Communication Complexity and Characterization Results in Secure Computation

by Deepesh Data (School of Technology and Computer Science, TIFR)

Monday, July 31, 2017 from to (Asia/Kolkata)
at A-201 (STCS Seminar Room)
Description
Information theoretically secure multi-party computation (MPC) has been a central primitive of modern cryptography, in which mutually distrusting parties collaborate to compute a function of their private data without revealing any additional information about their data to the other parties. It is known that information theoretically secure MPC is possible among $n$ parties against the collusion of less than $n/2$ parties in the honest-but-curious model; the threshold is $n/3$ in the malicious model.

Despite the huge success in many frontiers of cryptography, many basic questions in the study of secure MPC have seen a little progress. Two of these questions are the subject of this thesis: communication and randomness complexity of secure MPC; and characterization of which functions are securely computable. We study these questions in two and three party settings against the corruption of a single party in the honest-but-curious model. In the three party setting, we develop new information theoretic tools to obtain tight lower bounds on communication and randomness complexity of secure MPC. We derive lower bounds for both the perfect security case (i.e., zero-error and no leakage of information) and asymptotic security (where the probability of error and information leakage vanish as block-length goes to infinity); and they are shown to be tight for several interesting functions.
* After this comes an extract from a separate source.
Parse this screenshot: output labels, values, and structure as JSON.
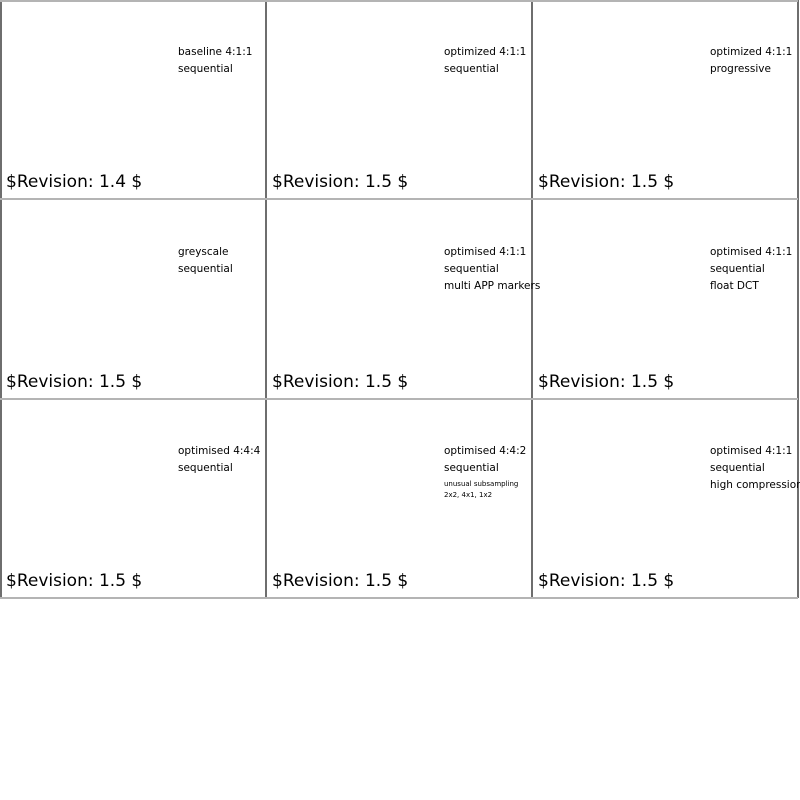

In the two party setting, we consider secure computation of randomized functions. When both the parties (Alice and Bob) are required to produce outputs, even the characterization of which {\em randomized} functions are securely computable is not known; however, the {\em deterministic} counterpart of this problem was resolved by Kushilevitz (FOCS 1989) around three decades ago. We make some progress in this long standing open problem and give a couple of characterizations: for randomized functions that have up to ternary output alphabet, and for randomized functions that are securely computable by up to two-round protocols. The problem becomes easier when only one party is required to produce the output. We study this problem further in four cases: (i) when privacy is required against both the parties; (ii) when privacy is required only against Alice; (iii) when privacy is required only against Bob; and (iv) when there is no privacy requirement. For all the four cases we obtain optimal rate expressions in both perfect and asymptotic security settings.